Shares in ENN Energy Holdings Ltd. registered their worst-ever decline after the Chinese gas distributor posted weaker-than-expected earnings and warned that sales would drop this year as China’s economy loses steam.
Although first-half net income rose 7.3% on the year to 3.33 billion yuan ($457 million), it missed forecasts by a wide margin after gas sales to power plants and property companies unexpectedly fell. ENN’s stock in Hong Kong dropped as much as 19% to its lowest since March 2020.
The company said the quantity of gas it sells over the full-year could fall 5%, after previously guiding that volumes would increase by 10%. It also said it expects its core profit for the year to drop by the same amount.
The cut to retail gas volumes “has taken us by surprise as there was no indication prior to the results of well-below industry performance,” Citigroup Inc. said in a note. The bank was among those that downgraded the stock, which was the worst performer on the Hang Seng Index.
Uneven Recovery
ENN blamed China’s uneven economic recovery and relatively high gas procurement costs for the earnings miss and warned that “China’s export growth will likely be constrained as the world economy slows down,” according to an exchange filling on Thursday.
At a briefing on Friday, the company said it planned to raise prices to offset the drop in volumes, and that it hopes the Chinese government’s efforts to stimulate the economy will bolster industrial demand.

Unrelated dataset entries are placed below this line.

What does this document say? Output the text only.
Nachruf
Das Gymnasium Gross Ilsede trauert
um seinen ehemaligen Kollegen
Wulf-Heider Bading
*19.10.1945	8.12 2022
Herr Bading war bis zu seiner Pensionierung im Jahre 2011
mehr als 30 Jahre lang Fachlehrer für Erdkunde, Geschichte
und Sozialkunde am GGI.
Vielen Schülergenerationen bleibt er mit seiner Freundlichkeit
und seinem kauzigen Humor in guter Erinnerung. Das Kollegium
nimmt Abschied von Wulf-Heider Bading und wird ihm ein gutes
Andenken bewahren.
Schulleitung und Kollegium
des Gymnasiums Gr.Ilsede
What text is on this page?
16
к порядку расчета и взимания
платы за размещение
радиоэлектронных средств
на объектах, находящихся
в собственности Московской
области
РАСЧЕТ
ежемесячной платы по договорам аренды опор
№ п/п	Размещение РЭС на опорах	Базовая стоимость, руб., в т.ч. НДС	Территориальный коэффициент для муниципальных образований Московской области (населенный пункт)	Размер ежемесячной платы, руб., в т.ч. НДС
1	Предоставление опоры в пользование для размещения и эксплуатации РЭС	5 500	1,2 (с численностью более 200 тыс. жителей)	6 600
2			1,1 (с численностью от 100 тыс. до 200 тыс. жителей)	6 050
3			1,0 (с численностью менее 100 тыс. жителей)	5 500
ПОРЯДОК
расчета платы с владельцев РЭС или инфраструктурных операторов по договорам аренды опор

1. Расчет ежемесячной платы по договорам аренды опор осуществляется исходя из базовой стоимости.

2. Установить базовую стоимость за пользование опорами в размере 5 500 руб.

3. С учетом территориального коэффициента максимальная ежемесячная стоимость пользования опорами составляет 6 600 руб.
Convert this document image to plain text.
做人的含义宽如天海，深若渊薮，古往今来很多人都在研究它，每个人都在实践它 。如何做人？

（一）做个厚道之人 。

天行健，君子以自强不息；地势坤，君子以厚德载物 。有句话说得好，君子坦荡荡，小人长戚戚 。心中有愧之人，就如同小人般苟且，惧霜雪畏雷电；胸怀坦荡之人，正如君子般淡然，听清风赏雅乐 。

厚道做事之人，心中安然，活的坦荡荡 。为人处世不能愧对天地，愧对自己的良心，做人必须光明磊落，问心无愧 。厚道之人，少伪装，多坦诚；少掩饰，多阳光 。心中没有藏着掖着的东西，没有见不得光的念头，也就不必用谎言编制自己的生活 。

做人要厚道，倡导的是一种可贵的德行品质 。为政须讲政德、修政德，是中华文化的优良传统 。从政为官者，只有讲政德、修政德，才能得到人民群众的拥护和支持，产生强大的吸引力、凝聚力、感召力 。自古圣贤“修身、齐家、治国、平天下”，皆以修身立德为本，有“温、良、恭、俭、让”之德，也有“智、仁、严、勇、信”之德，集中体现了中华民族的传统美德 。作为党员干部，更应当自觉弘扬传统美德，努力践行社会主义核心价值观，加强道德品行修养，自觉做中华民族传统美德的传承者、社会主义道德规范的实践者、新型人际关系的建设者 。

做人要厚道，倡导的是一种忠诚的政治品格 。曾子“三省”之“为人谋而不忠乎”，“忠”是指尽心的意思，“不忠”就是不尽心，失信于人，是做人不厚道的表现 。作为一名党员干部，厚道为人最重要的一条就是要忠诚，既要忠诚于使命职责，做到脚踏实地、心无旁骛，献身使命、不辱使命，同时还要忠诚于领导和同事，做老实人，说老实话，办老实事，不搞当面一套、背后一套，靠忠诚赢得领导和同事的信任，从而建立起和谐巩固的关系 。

ENN said it expects global gas supplies to remain ample, with Asian spot prices for liquefied natural gas to stay within a range of $10 to $18 per million British thermal unit over the rest of the year, taking into account possible supply disruptions in Australia. The market currently trades around $14 per mmbtu.
The company said profit from its LNG business would likely reach 1.5 billion yuan this year, from 2 billion yuan in 2022.